Glauben Sie, dass es noch eine Rolle für traditionelle Restaurantkritiker gibt? Traditionell im Sinne von Zeitungen oder Zeitschriften.
Restaurantkritiken sind so gut wie irrelevant. Früher war es so, dass ein Restaurant eröffnet wurde und dann nichts darüber geschrieben wurde, bis die Restaurantkritik erschienen war. So wartete jeder mit angehaltenem Atem auf die Restaurantkritik. Aber jetzt wird das Restaurant eröffnet und innerhalb einer Stunde gibt es 100 Bewertungen. Bis die stark gewichtete Restaurantkritik veröffentlicht wird, ist sie also bereits irrelevant. Trotzdem freue ich mich immer noch darauf, einen wirklich guten Autor zu lesen, der lustige und interessante Kritiken schreibt. Philadelphia hat einen wirklich guten Restaurantkritiker. Er ist ein großartiger Autor und es macht wirklich Spaß, seine Artikel zu lesen. Ich bin nicht unbedingt mit seinem Bewertungssystem einverstanden, aber es ist sein Bewertungssystem, also ist es eigentlich egal, ob es mir gefällt oder nicht.

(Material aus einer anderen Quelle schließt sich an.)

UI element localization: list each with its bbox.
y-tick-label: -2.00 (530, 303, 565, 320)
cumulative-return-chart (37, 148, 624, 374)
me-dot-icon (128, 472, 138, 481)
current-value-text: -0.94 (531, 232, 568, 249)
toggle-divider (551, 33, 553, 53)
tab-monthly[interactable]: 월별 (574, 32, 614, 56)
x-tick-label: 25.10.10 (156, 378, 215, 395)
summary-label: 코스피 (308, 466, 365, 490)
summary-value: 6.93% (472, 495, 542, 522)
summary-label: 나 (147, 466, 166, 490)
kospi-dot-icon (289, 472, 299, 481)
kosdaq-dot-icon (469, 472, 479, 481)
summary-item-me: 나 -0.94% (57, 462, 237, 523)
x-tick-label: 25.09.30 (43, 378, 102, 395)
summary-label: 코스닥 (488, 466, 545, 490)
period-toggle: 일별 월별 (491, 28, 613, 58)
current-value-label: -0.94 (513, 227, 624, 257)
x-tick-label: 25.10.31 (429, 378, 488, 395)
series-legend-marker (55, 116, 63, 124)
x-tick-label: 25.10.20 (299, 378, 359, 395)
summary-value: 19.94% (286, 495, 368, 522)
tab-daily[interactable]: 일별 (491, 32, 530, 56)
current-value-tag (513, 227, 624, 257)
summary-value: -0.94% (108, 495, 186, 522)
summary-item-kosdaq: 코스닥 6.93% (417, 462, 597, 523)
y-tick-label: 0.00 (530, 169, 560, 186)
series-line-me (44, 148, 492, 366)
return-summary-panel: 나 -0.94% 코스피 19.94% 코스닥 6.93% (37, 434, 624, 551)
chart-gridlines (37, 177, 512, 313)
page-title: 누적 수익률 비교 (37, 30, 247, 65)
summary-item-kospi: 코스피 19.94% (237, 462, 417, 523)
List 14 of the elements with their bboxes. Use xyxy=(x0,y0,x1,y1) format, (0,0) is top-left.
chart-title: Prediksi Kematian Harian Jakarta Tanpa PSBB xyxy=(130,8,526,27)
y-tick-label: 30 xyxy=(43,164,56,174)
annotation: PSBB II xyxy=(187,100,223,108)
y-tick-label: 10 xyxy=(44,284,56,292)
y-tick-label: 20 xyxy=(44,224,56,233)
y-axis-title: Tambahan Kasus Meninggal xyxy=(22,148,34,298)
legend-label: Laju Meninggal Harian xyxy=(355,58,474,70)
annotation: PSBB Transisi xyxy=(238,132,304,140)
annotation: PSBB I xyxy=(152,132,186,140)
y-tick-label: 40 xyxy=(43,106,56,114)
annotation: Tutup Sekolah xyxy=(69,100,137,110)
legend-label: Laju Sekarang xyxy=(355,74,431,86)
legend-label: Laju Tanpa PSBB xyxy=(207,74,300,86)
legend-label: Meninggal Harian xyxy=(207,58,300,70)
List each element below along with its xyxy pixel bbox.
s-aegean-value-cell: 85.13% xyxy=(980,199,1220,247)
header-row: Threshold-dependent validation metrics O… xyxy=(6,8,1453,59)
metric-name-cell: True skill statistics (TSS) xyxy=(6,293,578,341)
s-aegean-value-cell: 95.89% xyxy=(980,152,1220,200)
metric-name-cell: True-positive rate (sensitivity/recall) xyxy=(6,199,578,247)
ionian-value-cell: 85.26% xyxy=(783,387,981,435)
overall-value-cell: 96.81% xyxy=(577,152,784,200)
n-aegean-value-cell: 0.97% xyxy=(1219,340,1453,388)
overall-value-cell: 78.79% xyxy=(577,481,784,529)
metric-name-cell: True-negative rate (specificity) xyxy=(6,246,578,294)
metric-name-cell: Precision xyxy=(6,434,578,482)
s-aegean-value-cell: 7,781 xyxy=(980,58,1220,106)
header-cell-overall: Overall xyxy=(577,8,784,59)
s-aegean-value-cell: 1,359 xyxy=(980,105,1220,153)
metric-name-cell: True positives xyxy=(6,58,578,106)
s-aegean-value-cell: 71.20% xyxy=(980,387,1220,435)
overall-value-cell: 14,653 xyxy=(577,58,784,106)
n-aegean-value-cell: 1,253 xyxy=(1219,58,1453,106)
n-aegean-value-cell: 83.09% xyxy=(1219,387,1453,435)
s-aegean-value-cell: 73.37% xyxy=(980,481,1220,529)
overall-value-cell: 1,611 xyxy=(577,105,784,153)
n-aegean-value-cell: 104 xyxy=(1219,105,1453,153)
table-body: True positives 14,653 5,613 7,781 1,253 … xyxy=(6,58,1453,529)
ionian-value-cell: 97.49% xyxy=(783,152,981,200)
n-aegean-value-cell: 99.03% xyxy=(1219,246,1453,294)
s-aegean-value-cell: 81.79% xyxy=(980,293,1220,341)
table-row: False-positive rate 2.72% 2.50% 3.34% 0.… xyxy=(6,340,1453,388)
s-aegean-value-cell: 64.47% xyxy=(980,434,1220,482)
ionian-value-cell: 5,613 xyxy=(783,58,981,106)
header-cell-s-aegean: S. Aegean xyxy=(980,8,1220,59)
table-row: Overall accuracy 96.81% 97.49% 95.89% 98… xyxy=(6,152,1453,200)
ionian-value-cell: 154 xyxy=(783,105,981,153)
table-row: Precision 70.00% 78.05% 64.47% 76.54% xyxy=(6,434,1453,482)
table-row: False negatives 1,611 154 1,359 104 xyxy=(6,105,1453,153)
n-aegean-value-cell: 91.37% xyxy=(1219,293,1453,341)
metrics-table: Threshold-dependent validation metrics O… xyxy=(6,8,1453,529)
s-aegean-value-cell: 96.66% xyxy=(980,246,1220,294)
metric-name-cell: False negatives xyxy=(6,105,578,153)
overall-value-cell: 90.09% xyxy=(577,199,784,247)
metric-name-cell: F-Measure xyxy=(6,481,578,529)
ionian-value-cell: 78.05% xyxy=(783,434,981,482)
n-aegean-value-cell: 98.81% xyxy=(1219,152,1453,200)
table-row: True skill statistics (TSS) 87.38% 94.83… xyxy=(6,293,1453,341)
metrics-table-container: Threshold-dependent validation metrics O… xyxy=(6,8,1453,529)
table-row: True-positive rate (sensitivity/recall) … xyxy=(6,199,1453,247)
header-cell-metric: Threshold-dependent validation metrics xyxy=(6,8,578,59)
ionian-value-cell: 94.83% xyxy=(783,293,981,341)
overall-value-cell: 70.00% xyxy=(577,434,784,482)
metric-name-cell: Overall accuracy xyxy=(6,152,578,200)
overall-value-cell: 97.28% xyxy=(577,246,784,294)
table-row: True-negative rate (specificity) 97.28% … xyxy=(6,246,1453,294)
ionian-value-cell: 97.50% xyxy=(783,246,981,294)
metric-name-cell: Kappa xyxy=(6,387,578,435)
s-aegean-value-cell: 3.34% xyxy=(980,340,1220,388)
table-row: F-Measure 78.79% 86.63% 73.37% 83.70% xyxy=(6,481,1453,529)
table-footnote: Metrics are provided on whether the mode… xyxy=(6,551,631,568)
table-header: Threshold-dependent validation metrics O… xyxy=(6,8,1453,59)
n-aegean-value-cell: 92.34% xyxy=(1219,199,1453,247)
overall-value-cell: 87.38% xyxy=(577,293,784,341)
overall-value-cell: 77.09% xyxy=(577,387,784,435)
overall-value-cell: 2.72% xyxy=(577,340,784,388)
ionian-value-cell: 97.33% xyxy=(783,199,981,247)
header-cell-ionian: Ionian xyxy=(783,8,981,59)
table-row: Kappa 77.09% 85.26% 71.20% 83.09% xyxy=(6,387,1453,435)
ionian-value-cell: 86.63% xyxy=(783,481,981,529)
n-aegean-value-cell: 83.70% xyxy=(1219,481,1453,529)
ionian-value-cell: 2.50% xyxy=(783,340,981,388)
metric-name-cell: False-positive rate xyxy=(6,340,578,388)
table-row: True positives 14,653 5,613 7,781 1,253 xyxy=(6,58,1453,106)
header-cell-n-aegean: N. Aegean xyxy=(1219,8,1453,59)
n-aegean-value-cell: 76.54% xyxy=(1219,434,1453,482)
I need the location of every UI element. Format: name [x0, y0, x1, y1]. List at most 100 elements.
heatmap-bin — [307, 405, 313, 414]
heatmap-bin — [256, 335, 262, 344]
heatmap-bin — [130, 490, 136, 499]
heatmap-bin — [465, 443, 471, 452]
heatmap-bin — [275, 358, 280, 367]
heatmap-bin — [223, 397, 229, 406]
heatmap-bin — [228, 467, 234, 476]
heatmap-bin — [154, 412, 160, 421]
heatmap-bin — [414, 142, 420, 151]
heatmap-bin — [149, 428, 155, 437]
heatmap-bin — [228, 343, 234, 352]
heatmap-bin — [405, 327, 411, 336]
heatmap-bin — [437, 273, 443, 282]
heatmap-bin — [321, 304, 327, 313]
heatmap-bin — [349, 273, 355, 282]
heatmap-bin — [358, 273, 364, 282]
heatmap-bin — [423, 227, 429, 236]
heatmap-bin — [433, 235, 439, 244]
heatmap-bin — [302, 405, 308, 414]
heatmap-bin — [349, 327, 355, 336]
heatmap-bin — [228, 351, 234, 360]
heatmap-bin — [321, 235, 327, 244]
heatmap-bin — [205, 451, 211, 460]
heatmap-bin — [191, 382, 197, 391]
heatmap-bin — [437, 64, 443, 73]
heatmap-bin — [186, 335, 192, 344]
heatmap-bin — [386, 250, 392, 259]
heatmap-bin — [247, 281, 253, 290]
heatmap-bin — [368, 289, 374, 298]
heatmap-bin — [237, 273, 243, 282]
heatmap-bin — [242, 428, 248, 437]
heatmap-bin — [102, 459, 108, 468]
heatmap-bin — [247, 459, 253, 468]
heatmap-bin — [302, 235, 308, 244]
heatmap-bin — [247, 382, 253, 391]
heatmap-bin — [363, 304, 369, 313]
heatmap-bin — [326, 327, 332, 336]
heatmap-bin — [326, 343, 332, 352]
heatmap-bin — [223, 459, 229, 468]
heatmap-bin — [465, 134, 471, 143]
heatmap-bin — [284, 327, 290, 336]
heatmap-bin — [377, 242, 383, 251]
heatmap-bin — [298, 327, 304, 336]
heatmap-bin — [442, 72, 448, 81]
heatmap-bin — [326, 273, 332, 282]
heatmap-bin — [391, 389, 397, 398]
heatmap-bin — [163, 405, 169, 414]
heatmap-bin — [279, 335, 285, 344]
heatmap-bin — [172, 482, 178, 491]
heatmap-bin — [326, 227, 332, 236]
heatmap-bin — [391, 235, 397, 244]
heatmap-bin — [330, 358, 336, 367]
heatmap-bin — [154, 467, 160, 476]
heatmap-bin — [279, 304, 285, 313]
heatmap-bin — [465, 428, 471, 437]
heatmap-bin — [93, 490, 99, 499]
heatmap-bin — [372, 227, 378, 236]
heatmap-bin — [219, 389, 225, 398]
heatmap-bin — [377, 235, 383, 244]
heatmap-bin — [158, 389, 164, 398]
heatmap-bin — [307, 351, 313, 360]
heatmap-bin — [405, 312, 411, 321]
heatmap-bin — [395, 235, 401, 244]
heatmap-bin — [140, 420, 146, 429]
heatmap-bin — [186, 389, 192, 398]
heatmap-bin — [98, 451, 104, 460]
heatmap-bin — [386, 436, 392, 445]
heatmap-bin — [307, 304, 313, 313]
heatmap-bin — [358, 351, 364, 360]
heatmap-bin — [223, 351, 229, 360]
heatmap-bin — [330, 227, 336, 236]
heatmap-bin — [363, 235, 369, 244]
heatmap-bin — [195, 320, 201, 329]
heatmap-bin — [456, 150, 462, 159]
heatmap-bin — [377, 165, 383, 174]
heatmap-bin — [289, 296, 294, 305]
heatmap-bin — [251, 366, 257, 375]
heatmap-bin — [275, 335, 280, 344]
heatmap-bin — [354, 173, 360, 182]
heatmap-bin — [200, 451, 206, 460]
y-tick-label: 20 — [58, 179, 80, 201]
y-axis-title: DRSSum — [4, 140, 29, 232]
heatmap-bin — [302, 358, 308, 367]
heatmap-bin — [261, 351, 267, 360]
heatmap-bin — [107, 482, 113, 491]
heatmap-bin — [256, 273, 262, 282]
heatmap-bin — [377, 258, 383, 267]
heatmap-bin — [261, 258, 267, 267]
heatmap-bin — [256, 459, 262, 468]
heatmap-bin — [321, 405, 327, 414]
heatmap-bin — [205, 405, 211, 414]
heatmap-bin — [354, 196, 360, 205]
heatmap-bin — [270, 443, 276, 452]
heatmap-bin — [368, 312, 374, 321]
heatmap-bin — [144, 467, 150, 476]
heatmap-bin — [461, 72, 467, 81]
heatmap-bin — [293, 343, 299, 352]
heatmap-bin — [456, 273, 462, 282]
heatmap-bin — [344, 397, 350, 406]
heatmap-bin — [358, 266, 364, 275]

Dann gibt es eine Seite wie Eater, die Kritiken mit Schockwert schreibt. Diese ganze Per Se Kritik war die dümmste Kritik der Welt. Entschuldigung. Das Per Se ist eines der perfektesten Restaurants. Ich war schon dreimal dort, und jedes Mal war es noch perfekter als das letzte Mal. Und dann schreibt so ein Trottel: "Jeder weiß, dass es nicht mehr das ist, was es mal war", und dies war scheiße und das war scheiße. So ein Quatsch. Aber davon abgesehen, finde ich, dass Eater ein paar wirklich interessante Sachen zu bieten hat.
Arbeitet der Kritiker aus Philadelphia anonym?
Was ist schon anonym? Jeder weiß, wie die Autoren aussehen, also macht er einen Versuch.
Im letzten Jahr gab es eine Gegenreaktion von Köchen gegen anonyme Zeitungskritiker, was einige dazu veranlasste, sich feierlich zu demaskieren.
Wenn man sich als Restaurantkritiker demaskiert, zeigt das, wie wichtig man sich nimmt. Wir alle wissen, wie Sie aussehen, also hören Sie auf, sich zu demaskieren. Das ist absurd. In den meisten Restaurants gibt es ein Foto von jedem Restaurantkritiker in jeder Stadt. Jeder weiß, wie du aussiehst.
Aber vielleicht demaskieren sie sich vor den Lesern und nicht vor der Küche?
Ja, kann sein. Hören Sie, das ist alles nur ein Trick, um mehr Leser zu bekommen. Aber hey, das ist der Name des Spiels. Wir wollen mehr Kunden auf die Sitze locken, und die Autoren wollen, dass mehr Leute ihre Geschichten lesen. Denn wenn mehr Leute darauf aufmerksam werden, dann bekommt man auch mehr Werbegelder.
Versuchen Sie ständig, die Aufmerksamkeit der Medien auf sich zu ziehen, damit diese über Ihre Restaurants schreiben?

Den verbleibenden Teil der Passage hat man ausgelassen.